South-African born American painter

Paul A. Grimm (January 11, 1891 – December 30, 1974) was an artist born to German parents in South Africa. As a small child, he moved with his parents to the United States. He reportedly was seen as having artistic talent as a child and, as an adult, attended a university-level art school in New York. Between 1910 and 1920, he reportedly went to South America for a few years before returning to the United States and settling in Southern California.

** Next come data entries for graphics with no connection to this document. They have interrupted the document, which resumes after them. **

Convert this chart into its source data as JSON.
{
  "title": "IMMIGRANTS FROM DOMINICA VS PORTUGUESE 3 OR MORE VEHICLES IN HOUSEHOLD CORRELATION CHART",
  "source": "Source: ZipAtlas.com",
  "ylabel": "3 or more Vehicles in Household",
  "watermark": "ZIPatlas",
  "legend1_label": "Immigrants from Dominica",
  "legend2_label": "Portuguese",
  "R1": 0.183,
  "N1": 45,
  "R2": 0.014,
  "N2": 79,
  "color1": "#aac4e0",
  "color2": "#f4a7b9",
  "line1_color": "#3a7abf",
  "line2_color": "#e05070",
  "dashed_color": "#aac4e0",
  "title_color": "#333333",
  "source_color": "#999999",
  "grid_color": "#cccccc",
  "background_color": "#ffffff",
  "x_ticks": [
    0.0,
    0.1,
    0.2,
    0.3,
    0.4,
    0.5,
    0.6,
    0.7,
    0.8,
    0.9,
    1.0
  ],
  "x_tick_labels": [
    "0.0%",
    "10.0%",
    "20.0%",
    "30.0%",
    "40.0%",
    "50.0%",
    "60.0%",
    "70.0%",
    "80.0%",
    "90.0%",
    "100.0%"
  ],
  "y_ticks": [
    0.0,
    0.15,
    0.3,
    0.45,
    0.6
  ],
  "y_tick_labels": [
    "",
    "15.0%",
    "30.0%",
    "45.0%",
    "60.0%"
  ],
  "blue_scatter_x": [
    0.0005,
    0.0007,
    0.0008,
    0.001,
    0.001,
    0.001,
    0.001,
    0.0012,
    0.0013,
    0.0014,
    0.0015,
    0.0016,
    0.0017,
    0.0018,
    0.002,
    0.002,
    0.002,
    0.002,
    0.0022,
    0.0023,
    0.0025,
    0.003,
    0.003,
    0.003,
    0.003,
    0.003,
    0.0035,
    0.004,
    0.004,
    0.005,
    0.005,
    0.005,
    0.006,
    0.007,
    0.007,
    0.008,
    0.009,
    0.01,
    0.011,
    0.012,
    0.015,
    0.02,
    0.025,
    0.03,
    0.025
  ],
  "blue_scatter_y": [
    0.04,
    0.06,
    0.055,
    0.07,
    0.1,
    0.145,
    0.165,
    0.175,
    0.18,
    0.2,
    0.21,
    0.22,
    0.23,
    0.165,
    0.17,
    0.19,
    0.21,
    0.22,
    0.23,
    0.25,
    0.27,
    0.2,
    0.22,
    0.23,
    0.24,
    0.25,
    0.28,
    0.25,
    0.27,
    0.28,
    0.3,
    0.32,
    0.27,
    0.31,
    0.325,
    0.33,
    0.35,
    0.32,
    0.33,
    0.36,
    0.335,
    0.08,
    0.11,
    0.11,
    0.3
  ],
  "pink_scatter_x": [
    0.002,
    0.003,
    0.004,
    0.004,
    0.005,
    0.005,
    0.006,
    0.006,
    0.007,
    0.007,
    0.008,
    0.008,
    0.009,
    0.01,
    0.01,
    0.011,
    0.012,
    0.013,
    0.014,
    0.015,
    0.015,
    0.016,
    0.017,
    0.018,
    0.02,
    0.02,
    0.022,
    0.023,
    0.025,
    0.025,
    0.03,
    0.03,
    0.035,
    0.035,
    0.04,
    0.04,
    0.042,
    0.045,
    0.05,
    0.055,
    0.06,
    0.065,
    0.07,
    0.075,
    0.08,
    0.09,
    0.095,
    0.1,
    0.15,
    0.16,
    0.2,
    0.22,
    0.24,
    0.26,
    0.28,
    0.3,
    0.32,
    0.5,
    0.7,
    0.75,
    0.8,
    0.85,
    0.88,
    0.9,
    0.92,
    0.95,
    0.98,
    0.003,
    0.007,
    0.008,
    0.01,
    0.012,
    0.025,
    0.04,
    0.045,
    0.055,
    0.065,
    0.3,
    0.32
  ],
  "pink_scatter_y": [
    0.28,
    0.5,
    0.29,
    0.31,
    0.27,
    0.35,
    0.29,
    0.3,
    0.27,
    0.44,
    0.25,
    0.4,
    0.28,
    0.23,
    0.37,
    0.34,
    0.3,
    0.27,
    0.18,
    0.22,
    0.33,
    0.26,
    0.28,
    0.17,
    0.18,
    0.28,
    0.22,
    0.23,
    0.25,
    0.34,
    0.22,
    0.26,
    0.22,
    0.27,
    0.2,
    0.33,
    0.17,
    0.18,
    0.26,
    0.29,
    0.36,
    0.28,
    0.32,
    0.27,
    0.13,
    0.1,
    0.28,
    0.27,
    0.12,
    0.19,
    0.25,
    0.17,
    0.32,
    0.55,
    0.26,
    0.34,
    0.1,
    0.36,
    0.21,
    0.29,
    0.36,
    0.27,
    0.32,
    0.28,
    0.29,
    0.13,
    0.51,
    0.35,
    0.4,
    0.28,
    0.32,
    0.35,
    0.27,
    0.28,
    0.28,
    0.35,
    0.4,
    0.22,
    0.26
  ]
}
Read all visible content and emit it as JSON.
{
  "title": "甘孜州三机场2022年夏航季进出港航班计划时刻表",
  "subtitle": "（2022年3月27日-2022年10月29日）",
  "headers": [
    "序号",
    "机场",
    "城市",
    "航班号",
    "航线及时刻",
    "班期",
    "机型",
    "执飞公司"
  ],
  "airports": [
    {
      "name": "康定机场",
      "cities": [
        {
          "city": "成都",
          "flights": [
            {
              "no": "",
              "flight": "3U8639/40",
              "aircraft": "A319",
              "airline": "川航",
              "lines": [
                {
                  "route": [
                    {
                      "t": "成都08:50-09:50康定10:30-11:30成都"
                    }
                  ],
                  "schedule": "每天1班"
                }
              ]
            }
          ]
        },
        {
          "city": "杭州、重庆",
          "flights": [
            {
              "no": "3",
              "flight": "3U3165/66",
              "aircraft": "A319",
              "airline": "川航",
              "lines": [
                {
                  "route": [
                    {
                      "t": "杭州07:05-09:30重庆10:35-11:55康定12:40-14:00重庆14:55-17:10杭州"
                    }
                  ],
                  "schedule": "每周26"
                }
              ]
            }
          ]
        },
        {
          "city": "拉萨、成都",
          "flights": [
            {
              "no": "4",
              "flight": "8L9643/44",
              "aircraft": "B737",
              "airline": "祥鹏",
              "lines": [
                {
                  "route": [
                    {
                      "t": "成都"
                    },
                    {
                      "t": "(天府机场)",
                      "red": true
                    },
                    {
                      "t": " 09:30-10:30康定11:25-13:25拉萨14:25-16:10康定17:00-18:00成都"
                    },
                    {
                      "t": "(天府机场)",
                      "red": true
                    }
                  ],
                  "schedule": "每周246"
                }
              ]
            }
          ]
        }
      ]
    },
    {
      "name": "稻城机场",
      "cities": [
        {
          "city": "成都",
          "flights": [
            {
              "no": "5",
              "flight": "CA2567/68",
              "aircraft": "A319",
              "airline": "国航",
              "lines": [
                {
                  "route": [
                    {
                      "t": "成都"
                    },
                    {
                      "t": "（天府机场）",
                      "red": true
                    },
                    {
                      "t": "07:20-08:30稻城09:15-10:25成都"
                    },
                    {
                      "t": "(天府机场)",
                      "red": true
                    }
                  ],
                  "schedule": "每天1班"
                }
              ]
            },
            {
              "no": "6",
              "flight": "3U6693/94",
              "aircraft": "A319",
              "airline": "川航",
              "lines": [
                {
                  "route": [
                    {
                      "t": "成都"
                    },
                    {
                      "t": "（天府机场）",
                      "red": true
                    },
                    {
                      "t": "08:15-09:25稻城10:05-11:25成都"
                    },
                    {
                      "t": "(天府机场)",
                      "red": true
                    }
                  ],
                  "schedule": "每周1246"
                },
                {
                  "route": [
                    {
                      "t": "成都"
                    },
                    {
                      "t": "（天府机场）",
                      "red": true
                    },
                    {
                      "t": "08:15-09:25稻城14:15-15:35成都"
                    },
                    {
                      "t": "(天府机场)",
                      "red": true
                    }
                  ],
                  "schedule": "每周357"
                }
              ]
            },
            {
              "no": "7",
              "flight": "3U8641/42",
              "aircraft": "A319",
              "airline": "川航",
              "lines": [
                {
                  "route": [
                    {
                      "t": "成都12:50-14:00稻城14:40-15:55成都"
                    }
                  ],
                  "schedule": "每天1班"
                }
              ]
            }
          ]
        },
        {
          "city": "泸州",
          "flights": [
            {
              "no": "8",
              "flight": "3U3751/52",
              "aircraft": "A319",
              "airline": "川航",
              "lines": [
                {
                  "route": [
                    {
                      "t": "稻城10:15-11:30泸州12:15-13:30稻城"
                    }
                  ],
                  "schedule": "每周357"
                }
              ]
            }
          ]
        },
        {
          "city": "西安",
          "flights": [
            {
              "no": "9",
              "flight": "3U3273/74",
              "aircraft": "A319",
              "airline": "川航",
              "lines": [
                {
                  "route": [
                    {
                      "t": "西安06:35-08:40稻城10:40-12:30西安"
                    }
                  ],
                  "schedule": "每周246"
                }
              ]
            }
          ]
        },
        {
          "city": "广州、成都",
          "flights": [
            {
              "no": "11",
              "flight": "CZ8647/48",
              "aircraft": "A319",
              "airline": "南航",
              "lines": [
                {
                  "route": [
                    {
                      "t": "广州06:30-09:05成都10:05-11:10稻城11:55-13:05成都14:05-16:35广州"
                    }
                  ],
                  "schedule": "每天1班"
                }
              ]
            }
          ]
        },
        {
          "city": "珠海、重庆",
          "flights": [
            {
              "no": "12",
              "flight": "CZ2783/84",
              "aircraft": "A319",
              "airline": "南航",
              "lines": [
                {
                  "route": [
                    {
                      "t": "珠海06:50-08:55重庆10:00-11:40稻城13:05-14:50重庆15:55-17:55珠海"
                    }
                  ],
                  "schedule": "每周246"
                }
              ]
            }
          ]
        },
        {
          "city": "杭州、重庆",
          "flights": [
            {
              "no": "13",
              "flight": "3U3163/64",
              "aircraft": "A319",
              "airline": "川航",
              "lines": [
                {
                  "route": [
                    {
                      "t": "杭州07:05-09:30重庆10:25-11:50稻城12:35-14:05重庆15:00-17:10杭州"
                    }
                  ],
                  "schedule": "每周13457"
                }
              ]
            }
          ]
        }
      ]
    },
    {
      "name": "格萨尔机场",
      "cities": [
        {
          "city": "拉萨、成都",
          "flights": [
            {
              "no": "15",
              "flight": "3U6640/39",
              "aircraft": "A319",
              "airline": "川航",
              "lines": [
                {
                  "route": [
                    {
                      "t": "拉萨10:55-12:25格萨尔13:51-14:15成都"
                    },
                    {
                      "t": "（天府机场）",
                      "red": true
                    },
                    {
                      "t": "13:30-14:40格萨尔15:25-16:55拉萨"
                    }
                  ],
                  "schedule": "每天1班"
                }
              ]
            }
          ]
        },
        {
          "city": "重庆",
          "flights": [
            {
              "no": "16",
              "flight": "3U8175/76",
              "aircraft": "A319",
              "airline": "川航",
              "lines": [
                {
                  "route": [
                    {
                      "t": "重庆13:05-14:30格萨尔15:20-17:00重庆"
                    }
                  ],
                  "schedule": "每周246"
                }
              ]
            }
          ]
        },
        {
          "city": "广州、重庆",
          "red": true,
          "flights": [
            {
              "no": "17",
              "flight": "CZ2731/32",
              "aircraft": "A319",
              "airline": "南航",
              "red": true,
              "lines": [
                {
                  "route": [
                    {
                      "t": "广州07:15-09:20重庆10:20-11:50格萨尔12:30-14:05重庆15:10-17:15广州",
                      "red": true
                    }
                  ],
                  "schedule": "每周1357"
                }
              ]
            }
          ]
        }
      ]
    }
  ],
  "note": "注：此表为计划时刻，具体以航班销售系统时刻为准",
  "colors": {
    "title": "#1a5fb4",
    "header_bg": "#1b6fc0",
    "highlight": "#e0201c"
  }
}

Grimm gained much of his present-day fame by painting landscapes of southern California in the 1920s. Many works depict alluvial fans and desert vegetation in the eastern half of Riverside County. The San Jacinto Mountains appear frequently in his work. Most of the works are oil on canvas. To a viewer untrained in art, his work looks similar to desert landscapes of Karl Albert (1911–2007). A residence on Calle Palo Fierro in the Warm Sands neighborhood of Palm Springs was built for Grimm in 1935. He had a studio on Palm Canyon Drive in Palm Springs from the 1950s until his death in 1974.

His work is held by the Palm Springs Art Museum, the Picerne Arizona Landmark Collection at the Desert Caballeros Western Museum in Wickenburg, Arizona, and the Irvine Museum Collection at the University of California, Irvine. Grimm's works have been part of numerous exhibitions at the Irvine.